When management can’t get a clear picture on what is going to happen, when forecasts are missed, when deals unexpectedly fall out of the pipeline, when they are behind on their numbers, management becomes control freaks. We over react and begin demanding revenue and booking reports. We demand weekly, pipeline updates. We ask for pipeline and account reviews. We schedule emergency expense updates. When things get inconsistent we look to regain control and blow apart the process already in place. Ironically, this just makes things more inconsistent. Especially for the people in the trenches, because they now spend more time reporting than doing their jobs. When this happens, management is just getting in the way.

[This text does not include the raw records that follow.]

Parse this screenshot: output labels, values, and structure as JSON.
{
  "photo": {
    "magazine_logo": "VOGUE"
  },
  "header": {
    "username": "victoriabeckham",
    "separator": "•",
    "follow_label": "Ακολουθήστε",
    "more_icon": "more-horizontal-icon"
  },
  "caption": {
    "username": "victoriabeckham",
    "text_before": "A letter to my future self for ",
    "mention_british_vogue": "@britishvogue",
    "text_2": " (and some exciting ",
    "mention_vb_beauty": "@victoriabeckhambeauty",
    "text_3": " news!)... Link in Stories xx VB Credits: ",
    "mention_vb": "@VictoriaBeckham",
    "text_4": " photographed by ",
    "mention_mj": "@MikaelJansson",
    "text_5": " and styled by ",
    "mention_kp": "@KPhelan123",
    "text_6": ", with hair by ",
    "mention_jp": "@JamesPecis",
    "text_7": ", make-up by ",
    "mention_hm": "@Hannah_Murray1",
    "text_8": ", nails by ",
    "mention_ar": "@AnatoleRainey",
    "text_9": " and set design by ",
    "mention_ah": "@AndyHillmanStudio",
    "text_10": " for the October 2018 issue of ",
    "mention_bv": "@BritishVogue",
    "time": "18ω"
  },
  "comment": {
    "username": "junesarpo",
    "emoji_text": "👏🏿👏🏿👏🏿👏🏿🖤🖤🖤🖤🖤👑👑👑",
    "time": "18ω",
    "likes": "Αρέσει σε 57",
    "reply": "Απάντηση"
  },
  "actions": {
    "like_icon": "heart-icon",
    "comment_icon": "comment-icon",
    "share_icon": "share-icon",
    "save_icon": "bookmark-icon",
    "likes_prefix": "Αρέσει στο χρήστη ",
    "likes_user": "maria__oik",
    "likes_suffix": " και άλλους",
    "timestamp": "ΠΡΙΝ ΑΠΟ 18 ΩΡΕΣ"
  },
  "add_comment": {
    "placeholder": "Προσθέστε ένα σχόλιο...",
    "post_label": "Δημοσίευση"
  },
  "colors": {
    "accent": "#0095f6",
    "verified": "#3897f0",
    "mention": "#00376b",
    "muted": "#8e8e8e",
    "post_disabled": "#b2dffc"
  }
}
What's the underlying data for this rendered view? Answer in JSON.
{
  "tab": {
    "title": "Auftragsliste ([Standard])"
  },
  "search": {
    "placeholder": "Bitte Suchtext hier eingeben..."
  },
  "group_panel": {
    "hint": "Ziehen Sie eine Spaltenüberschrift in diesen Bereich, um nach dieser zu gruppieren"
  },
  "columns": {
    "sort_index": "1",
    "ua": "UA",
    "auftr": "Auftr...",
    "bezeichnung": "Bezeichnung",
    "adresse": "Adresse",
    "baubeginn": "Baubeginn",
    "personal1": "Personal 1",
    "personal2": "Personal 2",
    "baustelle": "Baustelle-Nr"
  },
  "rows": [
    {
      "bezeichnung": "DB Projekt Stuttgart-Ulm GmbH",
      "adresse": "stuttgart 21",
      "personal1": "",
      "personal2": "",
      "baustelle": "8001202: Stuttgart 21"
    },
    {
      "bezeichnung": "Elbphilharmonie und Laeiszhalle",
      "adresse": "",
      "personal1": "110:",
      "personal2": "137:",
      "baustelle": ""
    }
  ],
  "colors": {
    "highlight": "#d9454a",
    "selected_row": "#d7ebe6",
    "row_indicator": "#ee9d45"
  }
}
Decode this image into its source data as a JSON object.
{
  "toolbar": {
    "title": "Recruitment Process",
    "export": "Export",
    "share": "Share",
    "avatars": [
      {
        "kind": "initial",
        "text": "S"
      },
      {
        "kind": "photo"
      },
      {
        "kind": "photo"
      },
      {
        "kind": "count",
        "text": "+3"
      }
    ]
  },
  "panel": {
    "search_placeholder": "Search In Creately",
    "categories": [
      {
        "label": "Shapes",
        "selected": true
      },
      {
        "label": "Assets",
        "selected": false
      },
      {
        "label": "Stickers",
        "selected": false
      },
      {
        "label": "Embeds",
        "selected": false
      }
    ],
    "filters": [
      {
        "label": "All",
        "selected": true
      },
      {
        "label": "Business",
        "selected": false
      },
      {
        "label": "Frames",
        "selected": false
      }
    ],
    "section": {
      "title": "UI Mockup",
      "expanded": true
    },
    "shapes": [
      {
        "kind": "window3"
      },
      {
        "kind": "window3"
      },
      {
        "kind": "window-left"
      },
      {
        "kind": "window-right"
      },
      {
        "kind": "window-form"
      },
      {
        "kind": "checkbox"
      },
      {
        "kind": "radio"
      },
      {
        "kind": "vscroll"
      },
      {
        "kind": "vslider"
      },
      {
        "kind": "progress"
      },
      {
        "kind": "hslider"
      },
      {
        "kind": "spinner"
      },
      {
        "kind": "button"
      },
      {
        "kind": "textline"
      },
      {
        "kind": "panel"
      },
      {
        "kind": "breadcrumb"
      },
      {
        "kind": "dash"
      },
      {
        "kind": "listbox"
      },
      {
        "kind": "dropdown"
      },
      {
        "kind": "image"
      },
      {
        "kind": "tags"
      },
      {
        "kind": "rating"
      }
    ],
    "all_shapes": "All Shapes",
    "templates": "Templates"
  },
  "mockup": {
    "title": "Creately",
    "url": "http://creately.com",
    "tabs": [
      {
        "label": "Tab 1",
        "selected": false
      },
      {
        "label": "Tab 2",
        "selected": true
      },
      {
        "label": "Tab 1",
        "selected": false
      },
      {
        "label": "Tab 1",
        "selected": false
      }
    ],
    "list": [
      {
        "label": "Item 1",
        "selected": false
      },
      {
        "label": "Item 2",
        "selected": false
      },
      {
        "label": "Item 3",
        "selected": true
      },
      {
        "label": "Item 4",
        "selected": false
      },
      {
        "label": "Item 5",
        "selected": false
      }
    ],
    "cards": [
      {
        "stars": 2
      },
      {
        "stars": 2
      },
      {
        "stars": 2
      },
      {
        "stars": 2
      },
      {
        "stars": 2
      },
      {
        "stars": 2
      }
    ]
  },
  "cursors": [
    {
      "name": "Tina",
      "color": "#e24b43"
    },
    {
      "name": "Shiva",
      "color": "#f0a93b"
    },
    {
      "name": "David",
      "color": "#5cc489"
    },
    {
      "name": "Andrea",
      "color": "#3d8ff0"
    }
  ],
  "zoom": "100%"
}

Times like this are hard. I get it. Knowing what revenues is going to be are critical. Understanding the expenses to revenue ratio is critical. But if you want to get back to consistency. If you want to accelerate sales. Don’t get in the way, stay out of the way. Give your sales team as much time to sell as possible.

Note to management; get out of the way. Sales becomes increasingly difficult in lean times. More customer facing time is required. Deals take longer. Creativity is required. More effort is needed. Customers demand more, take more time to decide, have more cumbersome decision processes and are less inclined to take risk. Selling in this environment requires far more effort than normal. Taking your sales team out of their routine, giving them more internal reporting work, and focusing them on anything but selling is making the problem worse. As managers we need to report what is going to happen. We have to have as clear a view as possible into where the business is going. Grabbing control, and spinning the team into a tizzy isn’t the way to do it.

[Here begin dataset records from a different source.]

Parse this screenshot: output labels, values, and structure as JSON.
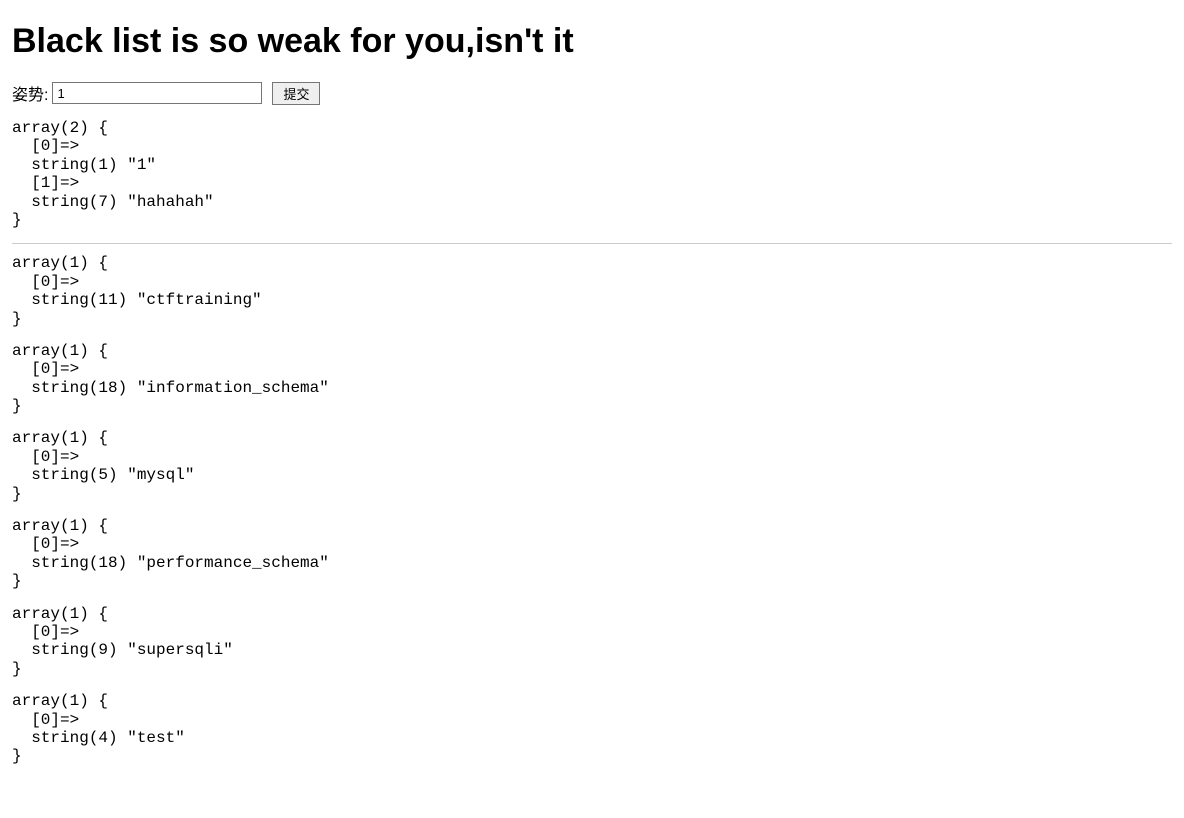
{
  "title": "Black list is so weak for you,isn't it",
  "form": {
    "label": "姿势:",
    "input_value": "1",
    "submit_label": "提交"
  },
  "dumps_before_hr": [
    "array(2) {\n  [0]=>\n  string(1) \"1\"\n  [1]=>\n  string(7) \"hahahah\"\n}"
  ],
  "dumps_after_hr": [
    "array(1) {\n  [0]=>\n  string(11) \"ctftraining\"\n}",
    "array(1) {\n  [0]=>\n  string(18) \"information_schema\"\n}",
    "array(1) {\n  [0]=>\n  string(5) \"mysql\"\n}",
    "array(1) {\n  [0]=>\n  string(18) \"performance_schema\"\n}",
    "array(1) {\n  [0]=>\n  string(9) \"supersqli\"\n}",
    "array(1) {\n  [0]=>\n  string(4) \"test\"\n}"
  ]
}
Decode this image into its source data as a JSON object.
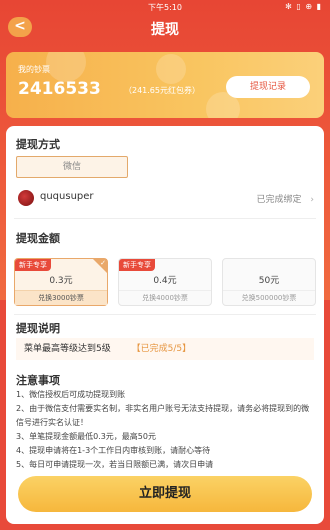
{
  "status_bar": {
    "time": "下午5:10",
    "icons": "✻ ▯ ⊕ ▮"
  },
  "nav": {
    "back_icon": "<",
    "title": "提现"
  },
  "balance": {
    "label": "我的钞票",
    "amount": "2416533",
    "note": "（241.65元红包券）",
    "record_button": "提现记录"
  },
  "withdraw_method": {
    "title": "提现方式",
    "selected_method": "微信",
    "username": "ququsuper",
    "bind_status": "已完成绑定"
  },
  "withdraw_amount": {
    "title": "提现金额",
    "options": [
      {
        "tag": "新手专享",
        "amount": "0.3元",
        "exchange": "兑换3000钞票",
        "selected": true
      },
      {
        "tag": "新手专享",
        "amount": "0.4元",
        "exchange": "兑换4000钞票",
        "selected": false
      },
      {
        "tag": "",
        "amount": "50元",
        "exchange": "兑换500000钞票",
        "selected": false
      }
    ]
  },
  "instructions": {
    "title": "提现说明",
    "requirement": "菜单最高等级达到5级",
    "status": "【已完成5/5】"
  },
  "notes": {
    "title": "注意事项",
    "items": [
      "1、微信授权后可成功提现到账",
      "2、由于微信支付需要实名制，非实名用户账号无法支持提现，请务必将提现到的微信号进行实名认证！",
      "3、单笔提现金额最低0.3元，最高50元",
      "4、提现申请将在1-3个工作日内审核到账，请耐心等待",
      "5、每日可申请提现一次，若当日限额已满，请次日申请"
    ]
  },
  "withdraw_button": "立即提现"
}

If things get inconsistent, if new, or more information is needed then change the existing processes. Don’t add to them. Even though customers and forecasting is inconsistent it doesn’t mean you have to be. Keep the sales team in front of the customer. Give them as much extra time as you can. Implement the processes you need. Get rid of the ones that no longer give you what you need and then . . . get out of the way. Your team has selling to do.